Uma mãe e um pai não são suficientes para criar um filho.
Há poucos dias revisitei o livro de Laura Gutman, "A maternidade e o encontro com a própria sombra", e o seguinte parágrafo ficou-me:
A realidade é que a presença da criança faz vir à tona os desencontros que já existiam. Também é verdade que uma mãe e um pai não são suficientes para criar um filho. Esta ideia pode parecer extravagante, mas creio que somos "desenhados" para viver em comunidade, como a maioria dos mamíferos.
Tantas são as vezes que falo sobre o facto de ser necessária a tal aldeia para educar uma criança e da importância desta máxima no âmbito da saúde mental perinatal, e como tal, não podia estar mais de acordo com o acima descrito.
Mas não deixa de ser um paradoxo.
A minha perceção é a de que os pais, hoje em dia, e cada vez mais, sentem a pressão de terem de ser auto-suficientes para muito nas suas vidas. Têm de ser os melhores pais, os melhores no trabalho, os melhores amantes, os melhores amigos, os melhores nos seus hobbies, etc., etc...
Aliás, até podem sentir que não têm de ser os melhores, mas que têm de ser suficientemente bons para poderem dar resposta. E o que significa isso, de ser suficientemente bom? Tantas vezes que costumo ouvi-lo na consulta de saúde mental perinatal. É uma dimensão bastante subjetiva, mas muito presente.
Ao reler este capítulo do livro - por vezes gosto de reler excertos de livros que me marcaram de alguma forma, acabo sempre por retirar algo diferente - divaguei para a imagem de muitos dos pais de hoje em dia. Os pais que sentem uma pressão imensa e constante no que concerne à presença e educação dos seus filhos, e ao mesmo tempo, senti o quão essa pressão está desalinhada com as globais necessidades de um ser humano. A necessidade inicial e primitiva do afeto da mãe e do pai, mas também aquela que evidencia a necessidade do mesmo estar inserido numa comunidade, num grupo, numa família, e de se sentir integrado. Motivo pelo qual uma mãe e um pai não são suficientes para criar um filho. São uma peça absolutamente fundamental, mas não a única. E o confronto com esta realidade, para muitos, poderá ser motivo de angustia e ansiedade, e para outros, um alívio.

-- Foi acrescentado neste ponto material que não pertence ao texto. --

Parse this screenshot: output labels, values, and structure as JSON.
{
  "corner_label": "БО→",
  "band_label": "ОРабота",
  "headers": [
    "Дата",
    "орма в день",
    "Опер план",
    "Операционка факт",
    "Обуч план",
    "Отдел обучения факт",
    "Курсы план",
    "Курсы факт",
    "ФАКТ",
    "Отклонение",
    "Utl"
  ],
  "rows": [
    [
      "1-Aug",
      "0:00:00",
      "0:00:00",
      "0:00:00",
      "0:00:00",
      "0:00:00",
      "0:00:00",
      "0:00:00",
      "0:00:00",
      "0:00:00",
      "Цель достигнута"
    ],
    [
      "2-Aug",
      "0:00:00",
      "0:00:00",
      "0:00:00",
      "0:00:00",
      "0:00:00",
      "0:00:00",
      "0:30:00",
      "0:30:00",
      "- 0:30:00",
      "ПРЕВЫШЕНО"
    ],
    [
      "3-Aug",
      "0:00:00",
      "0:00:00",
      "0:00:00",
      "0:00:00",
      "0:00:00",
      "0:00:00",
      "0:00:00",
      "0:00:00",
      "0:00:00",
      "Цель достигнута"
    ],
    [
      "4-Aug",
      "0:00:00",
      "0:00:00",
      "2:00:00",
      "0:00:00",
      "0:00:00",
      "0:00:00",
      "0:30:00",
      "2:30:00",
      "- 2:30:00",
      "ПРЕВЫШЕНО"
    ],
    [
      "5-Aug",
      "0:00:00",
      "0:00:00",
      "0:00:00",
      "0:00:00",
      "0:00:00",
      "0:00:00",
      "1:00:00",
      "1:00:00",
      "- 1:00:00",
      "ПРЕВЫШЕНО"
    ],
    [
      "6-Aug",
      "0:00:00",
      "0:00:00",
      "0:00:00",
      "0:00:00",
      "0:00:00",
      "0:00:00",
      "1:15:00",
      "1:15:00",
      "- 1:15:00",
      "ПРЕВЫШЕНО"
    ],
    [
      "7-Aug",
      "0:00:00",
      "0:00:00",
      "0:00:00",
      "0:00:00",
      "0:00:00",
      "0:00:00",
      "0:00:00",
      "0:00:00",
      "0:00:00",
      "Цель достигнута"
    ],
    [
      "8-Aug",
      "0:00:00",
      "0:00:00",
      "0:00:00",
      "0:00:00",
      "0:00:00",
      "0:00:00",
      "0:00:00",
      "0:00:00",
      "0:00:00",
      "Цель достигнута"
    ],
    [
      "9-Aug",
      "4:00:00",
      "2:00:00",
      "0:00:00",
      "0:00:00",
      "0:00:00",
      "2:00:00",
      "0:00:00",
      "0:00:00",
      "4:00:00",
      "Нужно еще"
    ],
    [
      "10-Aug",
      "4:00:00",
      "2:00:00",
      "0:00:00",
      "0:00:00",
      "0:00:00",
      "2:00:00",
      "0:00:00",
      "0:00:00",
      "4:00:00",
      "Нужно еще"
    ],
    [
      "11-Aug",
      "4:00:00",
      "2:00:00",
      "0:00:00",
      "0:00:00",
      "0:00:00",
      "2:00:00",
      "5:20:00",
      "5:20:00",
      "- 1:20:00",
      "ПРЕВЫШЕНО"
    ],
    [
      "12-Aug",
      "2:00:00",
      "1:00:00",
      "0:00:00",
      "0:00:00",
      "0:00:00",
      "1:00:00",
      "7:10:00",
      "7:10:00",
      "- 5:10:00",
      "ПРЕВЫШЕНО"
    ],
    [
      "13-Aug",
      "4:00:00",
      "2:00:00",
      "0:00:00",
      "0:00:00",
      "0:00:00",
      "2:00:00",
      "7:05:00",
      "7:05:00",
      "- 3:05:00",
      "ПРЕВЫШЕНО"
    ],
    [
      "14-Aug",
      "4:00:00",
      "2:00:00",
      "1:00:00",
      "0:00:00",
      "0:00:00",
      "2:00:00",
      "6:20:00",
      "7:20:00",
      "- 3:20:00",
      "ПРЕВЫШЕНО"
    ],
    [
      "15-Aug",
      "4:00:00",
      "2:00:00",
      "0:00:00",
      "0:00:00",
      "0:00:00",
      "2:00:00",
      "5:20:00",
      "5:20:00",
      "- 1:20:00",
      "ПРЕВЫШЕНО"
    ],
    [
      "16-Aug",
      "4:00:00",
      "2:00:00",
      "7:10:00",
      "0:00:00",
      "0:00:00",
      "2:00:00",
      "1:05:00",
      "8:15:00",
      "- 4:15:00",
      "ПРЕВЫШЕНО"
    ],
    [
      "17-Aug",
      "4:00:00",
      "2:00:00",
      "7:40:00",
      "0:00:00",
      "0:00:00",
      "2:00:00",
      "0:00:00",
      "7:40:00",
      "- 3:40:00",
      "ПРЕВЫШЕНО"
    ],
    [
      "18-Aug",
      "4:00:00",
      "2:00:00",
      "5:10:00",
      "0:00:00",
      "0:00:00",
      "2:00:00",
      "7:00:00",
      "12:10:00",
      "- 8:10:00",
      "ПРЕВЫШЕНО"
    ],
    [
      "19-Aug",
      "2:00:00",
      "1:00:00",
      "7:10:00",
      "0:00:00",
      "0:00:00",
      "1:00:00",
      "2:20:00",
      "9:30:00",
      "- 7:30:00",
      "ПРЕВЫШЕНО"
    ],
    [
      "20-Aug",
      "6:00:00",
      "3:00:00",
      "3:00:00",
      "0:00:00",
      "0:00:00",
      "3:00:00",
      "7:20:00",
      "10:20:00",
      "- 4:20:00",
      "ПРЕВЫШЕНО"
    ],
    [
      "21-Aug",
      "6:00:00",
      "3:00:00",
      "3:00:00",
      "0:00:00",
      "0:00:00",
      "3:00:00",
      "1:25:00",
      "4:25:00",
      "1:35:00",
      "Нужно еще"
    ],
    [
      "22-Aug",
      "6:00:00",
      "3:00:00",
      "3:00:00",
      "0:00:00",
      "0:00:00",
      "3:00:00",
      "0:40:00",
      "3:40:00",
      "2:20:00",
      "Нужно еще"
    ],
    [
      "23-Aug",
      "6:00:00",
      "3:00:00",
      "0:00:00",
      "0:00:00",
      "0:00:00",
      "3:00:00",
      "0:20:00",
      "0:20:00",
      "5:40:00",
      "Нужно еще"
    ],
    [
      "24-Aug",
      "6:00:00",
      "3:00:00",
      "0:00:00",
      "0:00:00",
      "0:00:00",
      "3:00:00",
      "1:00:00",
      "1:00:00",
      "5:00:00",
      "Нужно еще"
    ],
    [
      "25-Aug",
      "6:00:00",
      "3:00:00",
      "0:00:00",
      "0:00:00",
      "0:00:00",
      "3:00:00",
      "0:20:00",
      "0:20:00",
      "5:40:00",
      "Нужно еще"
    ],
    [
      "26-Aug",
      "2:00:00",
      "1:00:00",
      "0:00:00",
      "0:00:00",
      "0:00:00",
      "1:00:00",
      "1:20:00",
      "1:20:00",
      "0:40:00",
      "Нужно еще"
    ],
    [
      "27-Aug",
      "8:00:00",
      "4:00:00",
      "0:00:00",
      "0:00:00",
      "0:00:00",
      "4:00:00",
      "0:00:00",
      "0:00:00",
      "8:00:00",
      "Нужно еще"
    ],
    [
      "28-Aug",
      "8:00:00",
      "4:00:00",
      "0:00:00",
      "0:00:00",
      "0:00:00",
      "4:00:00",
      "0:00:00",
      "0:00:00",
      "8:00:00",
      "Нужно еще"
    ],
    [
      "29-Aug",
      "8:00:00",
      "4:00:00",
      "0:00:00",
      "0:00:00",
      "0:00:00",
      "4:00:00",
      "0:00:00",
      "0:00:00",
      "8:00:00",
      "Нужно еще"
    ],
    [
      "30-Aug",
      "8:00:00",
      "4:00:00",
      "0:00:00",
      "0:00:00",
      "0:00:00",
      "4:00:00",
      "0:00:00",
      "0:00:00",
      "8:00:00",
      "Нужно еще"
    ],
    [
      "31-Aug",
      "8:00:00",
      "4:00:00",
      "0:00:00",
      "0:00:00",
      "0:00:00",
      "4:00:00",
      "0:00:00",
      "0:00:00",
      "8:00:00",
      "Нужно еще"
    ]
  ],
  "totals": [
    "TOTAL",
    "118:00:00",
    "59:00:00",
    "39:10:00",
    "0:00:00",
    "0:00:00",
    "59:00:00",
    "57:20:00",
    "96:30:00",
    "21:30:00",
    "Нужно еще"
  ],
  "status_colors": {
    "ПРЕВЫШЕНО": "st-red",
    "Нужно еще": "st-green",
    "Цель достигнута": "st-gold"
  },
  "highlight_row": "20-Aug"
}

É também por isto que o período perinatal é como que uma chave que abre a porta para muitas questões pessoais, que até então, não eram conhecidas pelos próprios ou não estavam tão conscientes.
No entanto, e apesar desta simples reflexão, não desvalorizo alguns dos motivos subjacentes à pressão sentida e verbalizada por estes pais. O mundo tem mudado muito, em tão pouco tempo. E o que é exigido aos pais hoje em dia - e particularmente às mulheres - a forma como as famílias estão (re)organizadas, as exigências diárias dos locais de trabalho, as fracas condições laborais, o fraco suporte que é dado às mulheres/famílias no período perinatal por parte das políticas atualmente implementadas, entre tantos outros fatores, são alguns dos vários que são frequentemente apontados (de uma forma geral). No entanto, não posso deixar de referir que tudo isto é olhado e integrado de acordo com uma perspetiva muito própria. Perspetiva essa que é a que realmente importa, para compreender a forma como cada pessoa olha para o mundo.
No entanto, seja com mais ou com menos pressão sentida, com mais ou menos consciência da mesma, a verdade é que a partir do momento que um ser humano existe, pertence ao mundo. Mesmo que no inicio, crie as suas raízes a partir das dos seus pais. Por isso, sim, reitero: um pai e uma mãe são peças fundamentais na vida de um filho, mas não são suficientes para o criar. É preciso a tal aldeia, é preciso a tal comunidade. E tão bom que assim é!